On the Sixth Sunday after the Epiphany, February 12, we offered an essential prayer regarding the source of our strength. “O God, the strength of all who put their trust in you: Mercifully accept our prayers; and because in our weakness we can do nothing good without you, give us the help of your grace, that in keeping your commandments we may please you both in will and deed; through Jesus Christ our Lord, who lives and reigns with you and the Holy Spirit, one God, for ever and ever. Amen.”
Offering these words at the beginning of the liturgy was a timely, true, and humbling reminder that in our weakness, human beings can do nothing good. Our actual ability to glorify and please God in will and deed is rooted in the source of our strength: God. Whenever we rely on God and entrust our lives, present and future, to the One who created us, we come closer to experiencing a certain peace that surpasses human understanding.
In a world where patience and trust appear to be dying by the minute, the faithful are invited to recall our strength. Weakness will always be very much a part of the human condition, but so can strength.

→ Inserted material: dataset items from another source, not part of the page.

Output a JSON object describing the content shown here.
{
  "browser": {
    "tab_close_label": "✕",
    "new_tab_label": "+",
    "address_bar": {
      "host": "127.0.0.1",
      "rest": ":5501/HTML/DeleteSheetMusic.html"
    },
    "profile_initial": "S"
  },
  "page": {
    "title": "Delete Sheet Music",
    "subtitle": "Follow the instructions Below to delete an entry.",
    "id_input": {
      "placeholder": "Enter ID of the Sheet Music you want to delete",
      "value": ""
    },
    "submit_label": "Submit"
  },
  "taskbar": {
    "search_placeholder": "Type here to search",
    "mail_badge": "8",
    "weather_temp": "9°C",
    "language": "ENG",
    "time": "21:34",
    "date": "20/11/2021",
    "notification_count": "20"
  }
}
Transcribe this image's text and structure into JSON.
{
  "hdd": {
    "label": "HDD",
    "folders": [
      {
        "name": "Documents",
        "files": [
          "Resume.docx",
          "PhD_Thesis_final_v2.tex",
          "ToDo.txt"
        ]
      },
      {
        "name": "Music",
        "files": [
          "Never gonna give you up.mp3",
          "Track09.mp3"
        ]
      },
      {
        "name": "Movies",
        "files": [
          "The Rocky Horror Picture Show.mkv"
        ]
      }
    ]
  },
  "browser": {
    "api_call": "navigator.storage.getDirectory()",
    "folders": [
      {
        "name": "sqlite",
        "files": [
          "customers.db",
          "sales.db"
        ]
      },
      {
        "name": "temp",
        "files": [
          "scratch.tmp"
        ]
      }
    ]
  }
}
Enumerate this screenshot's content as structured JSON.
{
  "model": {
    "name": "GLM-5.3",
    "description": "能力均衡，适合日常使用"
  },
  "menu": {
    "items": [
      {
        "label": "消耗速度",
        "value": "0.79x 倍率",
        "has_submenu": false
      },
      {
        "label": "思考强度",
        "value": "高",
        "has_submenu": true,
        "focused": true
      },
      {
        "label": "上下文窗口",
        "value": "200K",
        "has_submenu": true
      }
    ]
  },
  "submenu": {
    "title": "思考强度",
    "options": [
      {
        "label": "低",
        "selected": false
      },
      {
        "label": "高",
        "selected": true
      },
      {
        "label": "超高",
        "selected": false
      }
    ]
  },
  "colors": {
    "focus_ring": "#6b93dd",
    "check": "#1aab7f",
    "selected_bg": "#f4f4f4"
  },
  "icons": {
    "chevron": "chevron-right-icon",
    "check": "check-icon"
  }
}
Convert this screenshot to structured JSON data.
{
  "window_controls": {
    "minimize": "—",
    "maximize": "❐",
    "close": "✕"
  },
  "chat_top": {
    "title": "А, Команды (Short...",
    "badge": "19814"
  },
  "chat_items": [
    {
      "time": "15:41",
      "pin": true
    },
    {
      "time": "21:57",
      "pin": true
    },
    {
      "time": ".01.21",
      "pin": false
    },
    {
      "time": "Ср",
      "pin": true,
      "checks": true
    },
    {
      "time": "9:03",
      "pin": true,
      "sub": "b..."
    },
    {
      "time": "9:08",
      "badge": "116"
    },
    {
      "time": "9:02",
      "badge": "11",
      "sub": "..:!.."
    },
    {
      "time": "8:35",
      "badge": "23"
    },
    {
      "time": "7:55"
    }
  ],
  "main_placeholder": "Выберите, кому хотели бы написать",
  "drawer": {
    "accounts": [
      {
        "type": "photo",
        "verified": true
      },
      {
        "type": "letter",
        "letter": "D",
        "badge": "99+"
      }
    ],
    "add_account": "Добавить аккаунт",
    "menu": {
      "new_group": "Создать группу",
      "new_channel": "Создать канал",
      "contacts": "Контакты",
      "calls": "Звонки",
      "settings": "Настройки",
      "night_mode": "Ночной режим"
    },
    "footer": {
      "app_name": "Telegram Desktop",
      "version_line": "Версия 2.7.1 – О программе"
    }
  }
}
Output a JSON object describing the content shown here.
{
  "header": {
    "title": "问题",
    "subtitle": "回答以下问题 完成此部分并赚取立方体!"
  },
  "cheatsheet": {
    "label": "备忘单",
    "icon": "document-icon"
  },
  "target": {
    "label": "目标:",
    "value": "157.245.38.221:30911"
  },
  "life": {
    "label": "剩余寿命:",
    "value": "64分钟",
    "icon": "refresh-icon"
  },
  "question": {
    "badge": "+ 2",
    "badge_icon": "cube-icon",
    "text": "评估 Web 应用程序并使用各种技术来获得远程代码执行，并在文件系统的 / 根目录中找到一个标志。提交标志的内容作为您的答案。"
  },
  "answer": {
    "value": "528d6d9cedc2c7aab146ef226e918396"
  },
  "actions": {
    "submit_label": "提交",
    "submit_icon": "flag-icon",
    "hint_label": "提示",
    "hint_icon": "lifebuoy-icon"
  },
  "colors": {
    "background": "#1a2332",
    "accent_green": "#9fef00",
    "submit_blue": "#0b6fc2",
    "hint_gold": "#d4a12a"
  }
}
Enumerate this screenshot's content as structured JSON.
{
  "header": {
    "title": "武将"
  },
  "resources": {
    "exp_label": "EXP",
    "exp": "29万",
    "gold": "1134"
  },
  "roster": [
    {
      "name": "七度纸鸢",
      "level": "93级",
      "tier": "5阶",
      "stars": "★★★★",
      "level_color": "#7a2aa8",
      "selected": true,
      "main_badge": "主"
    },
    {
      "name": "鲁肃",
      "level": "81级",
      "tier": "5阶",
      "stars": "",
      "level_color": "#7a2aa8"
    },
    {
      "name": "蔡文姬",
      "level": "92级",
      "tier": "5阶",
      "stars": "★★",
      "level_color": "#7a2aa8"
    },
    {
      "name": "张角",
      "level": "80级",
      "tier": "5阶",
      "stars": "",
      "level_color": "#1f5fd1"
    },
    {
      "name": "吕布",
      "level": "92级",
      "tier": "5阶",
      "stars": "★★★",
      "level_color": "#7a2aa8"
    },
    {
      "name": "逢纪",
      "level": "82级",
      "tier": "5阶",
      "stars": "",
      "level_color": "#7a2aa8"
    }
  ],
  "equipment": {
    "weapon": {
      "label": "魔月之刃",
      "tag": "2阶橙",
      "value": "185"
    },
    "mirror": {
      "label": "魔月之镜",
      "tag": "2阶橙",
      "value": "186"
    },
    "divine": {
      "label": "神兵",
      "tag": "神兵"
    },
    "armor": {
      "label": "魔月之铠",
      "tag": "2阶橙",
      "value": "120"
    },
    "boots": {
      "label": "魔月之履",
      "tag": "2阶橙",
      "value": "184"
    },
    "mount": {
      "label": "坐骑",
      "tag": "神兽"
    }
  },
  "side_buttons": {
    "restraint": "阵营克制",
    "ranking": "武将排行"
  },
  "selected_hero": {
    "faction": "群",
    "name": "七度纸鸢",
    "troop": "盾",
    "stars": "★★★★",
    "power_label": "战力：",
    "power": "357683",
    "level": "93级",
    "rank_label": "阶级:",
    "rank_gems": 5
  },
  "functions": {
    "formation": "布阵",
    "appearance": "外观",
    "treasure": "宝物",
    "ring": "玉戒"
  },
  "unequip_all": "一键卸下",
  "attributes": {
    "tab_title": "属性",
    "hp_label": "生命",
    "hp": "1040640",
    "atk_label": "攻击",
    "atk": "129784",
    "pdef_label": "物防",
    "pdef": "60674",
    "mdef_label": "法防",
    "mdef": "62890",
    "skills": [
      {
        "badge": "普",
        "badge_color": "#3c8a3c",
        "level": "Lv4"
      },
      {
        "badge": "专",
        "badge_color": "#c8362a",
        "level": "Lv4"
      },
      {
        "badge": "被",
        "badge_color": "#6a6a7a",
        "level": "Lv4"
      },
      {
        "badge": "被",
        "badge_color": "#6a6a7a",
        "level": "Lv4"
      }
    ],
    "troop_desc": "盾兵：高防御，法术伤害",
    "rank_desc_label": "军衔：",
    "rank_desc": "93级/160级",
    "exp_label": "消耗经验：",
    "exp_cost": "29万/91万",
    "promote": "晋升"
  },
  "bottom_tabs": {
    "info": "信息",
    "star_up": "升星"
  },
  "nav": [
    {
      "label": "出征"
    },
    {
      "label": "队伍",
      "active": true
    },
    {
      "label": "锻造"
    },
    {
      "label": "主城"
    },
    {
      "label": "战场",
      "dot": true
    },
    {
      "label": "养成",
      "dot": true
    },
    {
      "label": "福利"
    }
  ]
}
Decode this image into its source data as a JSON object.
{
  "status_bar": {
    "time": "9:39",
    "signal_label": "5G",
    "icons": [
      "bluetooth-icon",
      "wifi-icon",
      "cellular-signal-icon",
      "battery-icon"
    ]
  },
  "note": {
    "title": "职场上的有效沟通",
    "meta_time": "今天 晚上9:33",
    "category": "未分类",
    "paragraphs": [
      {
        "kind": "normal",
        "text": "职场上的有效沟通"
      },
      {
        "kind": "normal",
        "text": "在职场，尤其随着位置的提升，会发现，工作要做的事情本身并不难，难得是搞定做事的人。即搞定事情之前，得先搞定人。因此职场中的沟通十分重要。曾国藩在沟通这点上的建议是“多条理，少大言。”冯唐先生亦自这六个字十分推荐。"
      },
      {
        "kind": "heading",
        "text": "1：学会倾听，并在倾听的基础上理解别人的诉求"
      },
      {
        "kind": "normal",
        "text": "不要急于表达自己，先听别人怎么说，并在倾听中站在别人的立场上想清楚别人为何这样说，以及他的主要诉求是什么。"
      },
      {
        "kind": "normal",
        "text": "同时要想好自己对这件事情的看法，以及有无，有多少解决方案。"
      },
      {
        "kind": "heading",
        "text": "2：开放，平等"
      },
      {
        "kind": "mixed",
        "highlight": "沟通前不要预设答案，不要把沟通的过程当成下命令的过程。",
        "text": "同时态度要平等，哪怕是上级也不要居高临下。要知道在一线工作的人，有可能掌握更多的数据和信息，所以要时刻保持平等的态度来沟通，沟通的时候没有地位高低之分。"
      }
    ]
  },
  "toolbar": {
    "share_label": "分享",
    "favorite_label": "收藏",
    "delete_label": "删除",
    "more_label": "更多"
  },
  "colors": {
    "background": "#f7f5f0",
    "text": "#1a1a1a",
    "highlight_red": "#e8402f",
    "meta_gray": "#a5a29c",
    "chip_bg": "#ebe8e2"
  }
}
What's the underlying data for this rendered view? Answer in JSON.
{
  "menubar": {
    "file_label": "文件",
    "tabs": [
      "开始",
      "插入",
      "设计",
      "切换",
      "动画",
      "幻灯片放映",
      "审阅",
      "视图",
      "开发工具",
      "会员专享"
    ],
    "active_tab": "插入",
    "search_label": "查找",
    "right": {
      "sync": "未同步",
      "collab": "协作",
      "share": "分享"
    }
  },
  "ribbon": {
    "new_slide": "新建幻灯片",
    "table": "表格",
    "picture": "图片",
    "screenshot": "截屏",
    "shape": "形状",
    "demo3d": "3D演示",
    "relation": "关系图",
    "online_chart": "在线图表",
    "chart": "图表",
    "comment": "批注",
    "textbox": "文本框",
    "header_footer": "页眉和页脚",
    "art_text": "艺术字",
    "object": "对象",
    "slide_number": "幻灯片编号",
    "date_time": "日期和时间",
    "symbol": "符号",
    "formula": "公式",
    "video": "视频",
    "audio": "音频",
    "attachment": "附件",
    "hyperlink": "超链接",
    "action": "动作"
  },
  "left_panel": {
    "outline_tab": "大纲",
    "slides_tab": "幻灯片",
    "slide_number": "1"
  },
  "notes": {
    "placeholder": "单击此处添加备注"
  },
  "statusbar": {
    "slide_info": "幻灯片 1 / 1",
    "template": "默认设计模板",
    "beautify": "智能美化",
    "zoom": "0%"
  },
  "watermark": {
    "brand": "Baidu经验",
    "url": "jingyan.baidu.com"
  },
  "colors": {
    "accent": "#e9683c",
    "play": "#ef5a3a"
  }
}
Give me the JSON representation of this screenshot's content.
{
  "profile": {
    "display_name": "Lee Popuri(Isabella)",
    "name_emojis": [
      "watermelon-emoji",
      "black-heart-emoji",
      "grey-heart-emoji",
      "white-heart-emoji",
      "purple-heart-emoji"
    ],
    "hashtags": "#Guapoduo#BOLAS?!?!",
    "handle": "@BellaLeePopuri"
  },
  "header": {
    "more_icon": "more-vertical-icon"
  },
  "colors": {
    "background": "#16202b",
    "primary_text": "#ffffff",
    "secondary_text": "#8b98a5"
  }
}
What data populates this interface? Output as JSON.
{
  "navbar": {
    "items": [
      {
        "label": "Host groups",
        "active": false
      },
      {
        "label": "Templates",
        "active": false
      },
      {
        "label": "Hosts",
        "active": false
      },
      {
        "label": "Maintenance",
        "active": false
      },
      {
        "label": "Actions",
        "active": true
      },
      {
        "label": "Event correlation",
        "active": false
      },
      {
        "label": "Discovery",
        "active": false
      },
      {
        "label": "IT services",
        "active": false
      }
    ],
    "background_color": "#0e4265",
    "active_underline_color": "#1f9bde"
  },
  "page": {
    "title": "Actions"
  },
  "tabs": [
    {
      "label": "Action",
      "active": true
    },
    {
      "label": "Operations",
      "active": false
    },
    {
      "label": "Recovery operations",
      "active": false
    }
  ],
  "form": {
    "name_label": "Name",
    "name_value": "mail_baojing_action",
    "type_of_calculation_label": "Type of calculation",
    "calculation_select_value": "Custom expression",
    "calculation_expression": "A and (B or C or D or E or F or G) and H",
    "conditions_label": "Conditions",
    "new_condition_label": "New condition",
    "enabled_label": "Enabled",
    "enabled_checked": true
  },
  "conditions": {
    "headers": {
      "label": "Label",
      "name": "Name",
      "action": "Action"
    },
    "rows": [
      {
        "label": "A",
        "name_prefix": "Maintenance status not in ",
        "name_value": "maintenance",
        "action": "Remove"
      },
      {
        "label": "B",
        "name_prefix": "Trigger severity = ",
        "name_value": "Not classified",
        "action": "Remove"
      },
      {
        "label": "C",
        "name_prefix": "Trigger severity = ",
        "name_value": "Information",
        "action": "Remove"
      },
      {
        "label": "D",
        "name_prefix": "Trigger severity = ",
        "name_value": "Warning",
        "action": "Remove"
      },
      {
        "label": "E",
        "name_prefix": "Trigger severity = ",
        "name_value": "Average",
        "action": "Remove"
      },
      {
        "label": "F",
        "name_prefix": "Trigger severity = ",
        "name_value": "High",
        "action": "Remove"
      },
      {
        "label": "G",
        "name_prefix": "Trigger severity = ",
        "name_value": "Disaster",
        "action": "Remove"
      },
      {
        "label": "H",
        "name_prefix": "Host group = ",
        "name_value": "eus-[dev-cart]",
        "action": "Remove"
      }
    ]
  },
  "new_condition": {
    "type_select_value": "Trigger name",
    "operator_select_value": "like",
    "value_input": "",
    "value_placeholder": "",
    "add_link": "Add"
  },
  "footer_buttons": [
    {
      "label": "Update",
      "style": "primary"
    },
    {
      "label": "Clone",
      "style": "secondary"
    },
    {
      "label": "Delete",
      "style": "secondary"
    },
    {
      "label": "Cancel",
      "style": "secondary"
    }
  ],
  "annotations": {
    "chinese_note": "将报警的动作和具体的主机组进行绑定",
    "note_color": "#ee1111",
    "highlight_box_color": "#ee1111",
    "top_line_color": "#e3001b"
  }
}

May this prayer of French priest, Teilhard de Chardin encourage us today and every day of this earthly life. “Above all, trust in the slow work of God. We are quite naturally impatient in everything to reach the end without delay. We should like to skip the intermediate stages. We are impatient of being on the way to something unknown, something new… Give Our Lord the benefit of believing that his hand is leading you, and accept the anxiety of feeling yourself in suspense and incomplete.”